Kansas and Turner Gill and justifying $2 million a year
There are reasons Kansas is paying Turner Gill $2 million a year to be its football coach. Some may be legitimate. None are backed by common sense.
Headed by Lew Perkins, ku's athletic department quintupled Gill's salary at Buffalo because it can, and also so it can brag about it.
There is little doubt that Gill -- who was reportedly making $400,000 at Buffalo -- would've jumped at the Kansas job for $1.5 million or less and given the exact same effort with the exact same enthusiasm. Instead, he gets an extra half-million or more -- that's real money in Lawrence -- so Perkins and ku can sit at the big boy table.
Perkins essentially walked into the car dealership, fell in love with a $50,000 Benz* and told the salesman, "Would you take $75,000 instead?"
The crazy part is that money in college sports runs in such illogical ways that this might actually be a smart move.
"There's no other market quite like college athletics," says Dan Fulks, director of the accounting program at Transylvania University in Lexington, Ky., and author of a 114-page NCAA report on Division I revenues and expenditures. "This doesn't even happen in pro sports."
Money flies in pro sports, of course, but in ways that are much more intuitive. Bidding wars are more logical. Nobody pays a coach or player extra money just for show.
But Fulks points to a sort of keeping-up-with-the-Joneses culture gone crazy in college sports, where commitment is measured by the millions of dollars, both in facilities construction and coaches' salaries.
Gill, who arrives with a 20-30 record coaching in the MAC, will cash a bigger paycheck than Bo Pelini, coach of the Big 12 North champion Cornhuskers. He makes more than Bill Snyder, Gary Patterson, Jim Leavitt, Chip Kelly, and a host of others who've won conference championships and coached in BCS bowls.
Kansas is paying Gill $2 million a year not because he's worth it -- he's not ... at least not yet -- but because it gives the school and its new coach a certain cache in places that matter.
It is an expensive but effective way of telling boosters and -- much more importantly -- recruits that Kansas is serious about football. The hope is that the extra half-million or so brings a return with more donations and better recruits attracted to a program perceived to be more serious based largely upon the head coach's salary.
"It's partly a matter of ego, and it's also partly a matter of recruiting," Fulks says. "Those two things combined are what drives an awful lot of spending. Texas is paying Mack Brown $5 million a year because supposedly is says something to recruits that, 'We're really committed to the sport.' That's what ku is doing."
This isn't particularly new, of course. Big money has driven college sports for years, driving a divide between academics and athletics at many schools. Texas' faculty council, for instance, this week deemed Brown's salary "unseemly and inappropriate."
But what is becoming more and more obvious is that schools' athletic departments are judging and judged as much on their most visible price tags as anything else. It's a status symbol, like a Hummer or Malibu beach house, except the benefit is either perceived or intangible.
Where else does this exist in sports, or life?
When the Chiefs hired Todd Haley and Scott Pioli, they paid him the lowest amount possible to still get the guys they wanted.
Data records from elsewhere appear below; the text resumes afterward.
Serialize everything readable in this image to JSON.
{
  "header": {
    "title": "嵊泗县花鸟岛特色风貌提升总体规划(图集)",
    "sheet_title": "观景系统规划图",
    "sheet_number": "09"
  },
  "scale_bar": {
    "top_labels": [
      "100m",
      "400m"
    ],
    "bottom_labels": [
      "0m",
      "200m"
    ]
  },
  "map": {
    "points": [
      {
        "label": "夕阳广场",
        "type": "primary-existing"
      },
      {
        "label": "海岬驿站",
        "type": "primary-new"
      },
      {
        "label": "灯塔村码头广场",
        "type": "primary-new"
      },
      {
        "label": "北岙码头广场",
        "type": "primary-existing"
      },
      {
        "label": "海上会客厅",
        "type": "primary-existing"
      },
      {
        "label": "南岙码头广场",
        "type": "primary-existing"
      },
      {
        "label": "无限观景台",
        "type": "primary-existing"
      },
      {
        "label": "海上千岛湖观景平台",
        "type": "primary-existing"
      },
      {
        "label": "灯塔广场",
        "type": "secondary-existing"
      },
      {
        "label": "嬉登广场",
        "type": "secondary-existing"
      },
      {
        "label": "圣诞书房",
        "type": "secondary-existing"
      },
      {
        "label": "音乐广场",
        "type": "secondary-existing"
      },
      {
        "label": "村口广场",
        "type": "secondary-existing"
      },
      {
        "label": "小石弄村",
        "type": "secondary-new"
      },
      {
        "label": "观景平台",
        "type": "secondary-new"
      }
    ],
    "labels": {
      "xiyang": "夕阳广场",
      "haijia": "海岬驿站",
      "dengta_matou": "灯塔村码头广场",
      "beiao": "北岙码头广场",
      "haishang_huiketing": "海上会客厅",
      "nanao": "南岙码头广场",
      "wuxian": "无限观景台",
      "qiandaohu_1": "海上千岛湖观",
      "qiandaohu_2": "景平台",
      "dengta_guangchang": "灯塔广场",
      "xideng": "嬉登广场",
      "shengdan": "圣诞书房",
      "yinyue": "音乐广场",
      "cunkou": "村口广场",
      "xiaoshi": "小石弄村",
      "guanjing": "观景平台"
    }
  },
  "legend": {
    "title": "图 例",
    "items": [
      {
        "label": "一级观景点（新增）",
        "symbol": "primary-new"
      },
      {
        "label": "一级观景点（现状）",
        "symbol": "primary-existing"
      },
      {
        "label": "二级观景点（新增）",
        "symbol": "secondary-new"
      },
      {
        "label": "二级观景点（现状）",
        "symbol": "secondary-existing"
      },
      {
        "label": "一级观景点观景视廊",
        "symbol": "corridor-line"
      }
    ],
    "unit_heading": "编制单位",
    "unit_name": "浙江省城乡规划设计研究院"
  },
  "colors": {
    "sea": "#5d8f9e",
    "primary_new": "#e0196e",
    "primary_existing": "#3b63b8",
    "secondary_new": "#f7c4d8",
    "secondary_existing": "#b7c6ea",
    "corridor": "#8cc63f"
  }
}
Same thing with the Royals and Dayton Moore and Trey Hillman. Ditto for every other pro team out there, and the company you work for, and, for that matter, YOU when you shop online or look at buying a house or any other major purchase.
If paying Gill an extra half-million somehow boosts the football program's image and strength, it's worthwhile. Applications and donations typically jump after athletic success, perhaps most famously with Northwestern after its 1996 Rose Bowl run and Boston College after the Doug Flutie years.
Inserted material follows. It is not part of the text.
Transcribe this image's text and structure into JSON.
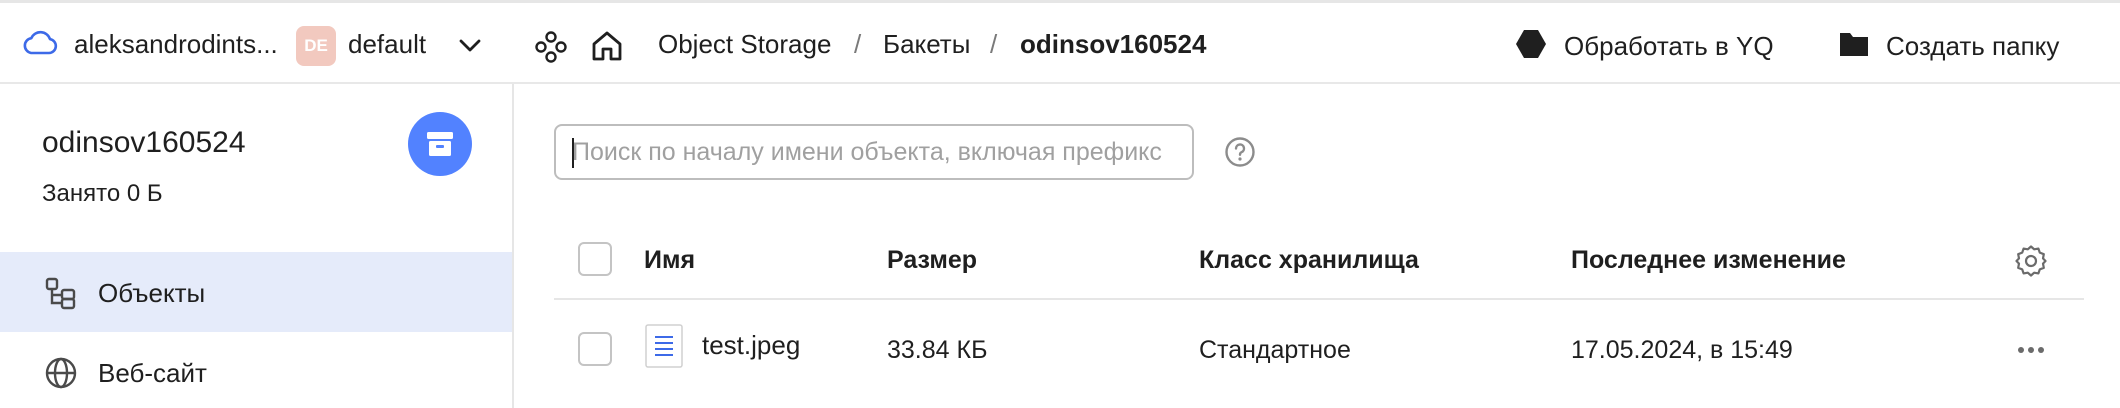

Viewed through that lens, this is one giant stimulus package for both Gill's family and the entire athletic department. A move that looks at first like burning money has the chance to be a smart investment.
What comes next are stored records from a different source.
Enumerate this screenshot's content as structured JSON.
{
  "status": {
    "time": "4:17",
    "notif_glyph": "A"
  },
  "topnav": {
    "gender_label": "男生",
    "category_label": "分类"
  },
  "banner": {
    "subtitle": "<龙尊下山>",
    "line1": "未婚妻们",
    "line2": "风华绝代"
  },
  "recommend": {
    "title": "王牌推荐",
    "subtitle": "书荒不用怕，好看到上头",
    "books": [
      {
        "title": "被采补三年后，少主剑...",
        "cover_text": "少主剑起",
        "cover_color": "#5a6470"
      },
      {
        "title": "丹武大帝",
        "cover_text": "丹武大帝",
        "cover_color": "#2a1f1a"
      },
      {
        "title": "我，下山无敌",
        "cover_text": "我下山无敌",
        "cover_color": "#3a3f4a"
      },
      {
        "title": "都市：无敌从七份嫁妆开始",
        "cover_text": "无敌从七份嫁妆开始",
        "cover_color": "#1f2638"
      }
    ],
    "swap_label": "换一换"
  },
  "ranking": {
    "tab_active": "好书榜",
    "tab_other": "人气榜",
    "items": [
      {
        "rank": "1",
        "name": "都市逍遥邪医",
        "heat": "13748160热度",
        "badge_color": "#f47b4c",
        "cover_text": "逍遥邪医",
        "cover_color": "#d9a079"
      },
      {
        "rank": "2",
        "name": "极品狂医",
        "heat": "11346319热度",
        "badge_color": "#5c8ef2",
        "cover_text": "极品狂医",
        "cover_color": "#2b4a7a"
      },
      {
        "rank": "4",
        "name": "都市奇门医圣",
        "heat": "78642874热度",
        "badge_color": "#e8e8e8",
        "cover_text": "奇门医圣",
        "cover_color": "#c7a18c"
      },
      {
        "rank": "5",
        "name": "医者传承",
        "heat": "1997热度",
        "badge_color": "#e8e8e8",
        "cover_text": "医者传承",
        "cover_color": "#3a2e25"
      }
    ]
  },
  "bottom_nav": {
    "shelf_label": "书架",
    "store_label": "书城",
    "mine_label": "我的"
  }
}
"The truth is if you put a cap of $250,000 per year on it, guys would still be lined around the block for these jobs," Fulks says. "(But) with the things you can't measure, if (Gill) wins and it brings in more applications and gives you better diversity and higher ACT or SAT scores to your student body, what's that worth to you?
"And if he's successful enough to move you from the Outback Bowl or whatever to a BCS bowl, then, yeah, he makes it up in a year."
Won't be long until Bill Self needs a raise, too.
Submitted by Sam Mellinger on December 16, 2009 - 10:16am.